Georgia on my mind
This title probably sounds familiar. It happens to be from a sentimental favorite song by Ray Charles. I'm using it here to share a memorable experience I had last week in Macon, GA where I experienced Dementia Beyond Drugs training with nearly 100 people from 45 nursing homes from across the state.
We had a very diverse group including administrators, nurses, CNAs, activity professionals, and therapists. The regional director for CMS was also there along with staff from the state survey agency and the QIO, all fully engaged in the experience. These are people who do the hard work every day to support elders living in nursing homes in Georgia. Everyone came together for a common cause, which is to learn about person-directed dementia care and reducing the use of anti-psychotic drugs.
This was the first of several grant-funded training events being offered through The Eden Alternative under a major grant from CMS. Other states involved in the grant include South Carolina, Kansas, Illinois, and Texas. Not to name names, but the last two of these states have the highest rates of antipsychotic use in the country!
The training is called Dementia Beyond Drugs and features Al Power, M.D., author of a book by the same title. The goal of this 2-day educational event is to shift the focus of dementia care from managing so-called “difficult behaviors” to, instead, identifying and responding to the unmet needs that are typically their underlying cause.
Dementia Beyond Drugs training is needed, but better yet, it is wanted.
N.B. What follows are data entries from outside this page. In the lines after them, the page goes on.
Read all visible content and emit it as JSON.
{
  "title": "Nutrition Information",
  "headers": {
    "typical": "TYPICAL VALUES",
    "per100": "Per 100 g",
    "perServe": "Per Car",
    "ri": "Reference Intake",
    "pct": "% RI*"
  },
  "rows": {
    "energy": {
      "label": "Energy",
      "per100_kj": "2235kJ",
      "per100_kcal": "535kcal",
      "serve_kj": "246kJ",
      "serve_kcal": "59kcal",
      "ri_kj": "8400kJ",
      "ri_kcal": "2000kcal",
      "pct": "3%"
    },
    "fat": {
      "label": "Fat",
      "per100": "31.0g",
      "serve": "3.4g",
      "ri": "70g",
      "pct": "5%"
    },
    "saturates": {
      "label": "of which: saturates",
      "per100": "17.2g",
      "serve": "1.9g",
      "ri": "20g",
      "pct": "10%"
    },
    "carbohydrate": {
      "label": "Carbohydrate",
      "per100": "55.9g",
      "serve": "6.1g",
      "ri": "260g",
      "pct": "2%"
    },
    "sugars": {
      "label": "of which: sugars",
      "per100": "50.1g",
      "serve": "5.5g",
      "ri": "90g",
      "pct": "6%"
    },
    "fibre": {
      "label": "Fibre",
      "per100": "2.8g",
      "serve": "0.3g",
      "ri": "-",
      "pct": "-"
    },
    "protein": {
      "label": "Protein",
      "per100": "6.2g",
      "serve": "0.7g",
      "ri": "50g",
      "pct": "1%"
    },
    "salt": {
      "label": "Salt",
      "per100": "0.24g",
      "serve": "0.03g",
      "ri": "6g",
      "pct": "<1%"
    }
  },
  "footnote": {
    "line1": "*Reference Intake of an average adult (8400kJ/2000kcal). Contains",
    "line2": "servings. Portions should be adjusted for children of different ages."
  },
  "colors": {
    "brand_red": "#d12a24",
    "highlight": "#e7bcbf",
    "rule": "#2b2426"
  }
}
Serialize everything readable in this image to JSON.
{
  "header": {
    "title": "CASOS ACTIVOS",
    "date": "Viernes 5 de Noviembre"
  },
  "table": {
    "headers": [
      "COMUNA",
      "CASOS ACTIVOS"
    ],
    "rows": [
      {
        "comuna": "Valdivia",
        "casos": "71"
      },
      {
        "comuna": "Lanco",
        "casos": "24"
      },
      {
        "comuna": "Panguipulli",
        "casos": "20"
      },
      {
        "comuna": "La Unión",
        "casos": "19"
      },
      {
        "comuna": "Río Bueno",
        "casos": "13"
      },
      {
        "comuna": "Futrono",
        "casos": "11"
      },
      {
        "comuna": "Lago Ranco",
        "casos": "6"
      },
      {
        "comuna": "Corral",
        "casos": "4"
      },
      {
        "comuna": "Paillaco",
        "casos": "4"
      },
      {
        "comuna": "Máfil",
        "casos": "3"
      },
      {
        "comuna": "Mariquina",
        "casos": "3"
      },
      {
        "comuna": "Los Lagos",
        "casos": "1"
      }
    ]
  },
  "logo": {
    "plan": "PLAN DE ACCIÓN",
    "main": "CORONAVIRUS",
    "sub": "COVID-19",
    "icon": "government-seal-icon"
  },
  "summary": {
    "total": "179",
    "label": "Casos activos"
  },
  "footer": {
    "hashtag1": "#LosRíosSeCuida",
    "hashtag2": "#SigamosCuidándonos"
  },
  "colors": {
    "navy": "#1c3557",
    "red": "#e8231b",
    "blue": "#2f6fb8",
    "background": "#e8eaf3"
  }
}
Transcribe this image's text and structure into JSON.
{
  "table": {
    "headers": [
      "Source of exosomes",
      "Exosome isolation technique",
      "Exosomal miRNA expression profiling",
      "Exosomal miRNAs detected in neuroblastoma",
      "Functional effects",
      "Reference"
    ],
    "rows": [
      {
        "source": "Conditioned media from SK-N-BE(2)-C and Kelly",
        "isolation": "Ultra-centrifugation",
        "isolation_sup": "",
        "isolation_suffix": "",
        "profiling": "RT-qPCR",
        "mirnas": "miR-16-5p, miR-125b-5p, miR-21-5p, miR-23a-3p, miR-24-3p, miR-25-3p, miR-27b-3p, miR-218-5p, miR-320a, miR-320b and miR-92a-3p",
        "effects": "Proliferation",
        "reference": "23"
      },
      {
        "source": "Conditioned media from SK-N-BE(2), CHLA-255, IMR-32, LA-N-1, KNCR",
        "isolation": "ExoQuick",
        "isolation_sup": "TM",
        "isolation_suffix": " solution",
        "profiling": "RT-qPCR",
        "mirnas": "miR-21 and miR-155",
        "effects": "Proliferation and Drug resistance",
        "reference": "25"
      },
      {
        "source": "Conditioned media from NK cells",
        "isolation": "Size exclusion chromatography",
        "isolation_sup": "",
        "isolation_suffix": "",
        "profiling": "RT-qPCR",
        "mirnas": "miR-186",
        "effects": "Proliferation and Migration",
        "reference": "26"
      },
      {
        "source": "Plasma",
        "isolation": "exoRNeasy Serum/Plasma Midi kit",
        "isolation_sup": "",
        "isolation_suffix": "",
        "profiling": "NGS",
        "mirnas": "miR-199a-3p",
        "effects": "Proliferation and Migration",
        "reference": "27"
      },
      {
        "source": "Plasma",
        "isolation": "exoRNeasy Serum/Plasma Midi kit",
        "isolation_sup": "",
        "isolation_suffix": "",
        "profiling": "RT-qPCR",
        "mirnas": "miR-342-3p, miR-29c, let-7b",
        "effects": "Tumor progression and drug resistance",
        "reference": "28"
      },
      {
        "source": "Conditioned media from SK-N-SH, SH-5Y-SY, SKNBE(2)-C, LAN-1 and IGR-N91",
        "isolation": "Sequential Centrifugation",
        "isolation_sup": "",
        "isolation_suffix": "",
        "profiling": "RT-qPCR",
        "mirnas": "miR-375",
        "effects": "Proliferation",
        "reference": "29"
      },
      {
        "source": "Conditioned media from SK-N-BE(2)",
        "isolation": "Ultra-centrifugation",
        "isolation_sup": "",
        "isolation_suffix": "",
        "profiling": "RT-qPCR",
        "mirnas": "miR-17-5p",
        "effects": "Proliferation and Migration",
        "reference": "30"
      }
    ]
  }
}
In Georgia last week, it was obvious that the group was there to learn new ideas and practices. They were like sponges soaking it all up, eager to take it back to share with co-workers and the elders they support. The progress that was made in just a couple of days was remarkable.
We need to improve dementia care for our elders and reduce the use of antipsychotics. Quality education is one effective tool as we saw last week. Dementia Beyond Drugs gets people thinking differently and shifts their paradigm of care from being deficit and illness based to being focused on well-being. Over the course of the two-days, you could see and hear change happening as participants began to think and talk differently about elders living with dementia. Seeing nursing home staff learning along with the regulators in the room was powerful. They know that by working together so much more can be accomplished to improve care.
I was inspired to see such enthusiasm for learning new approaches. It was clear that everyone there saw the possibilities of this new person-directed focus, and I expect to see positive results as these ideas are brought back and put into practice. I've got Georgia on my mind and high hopes for positive change as we take our training to four more states over the coming months.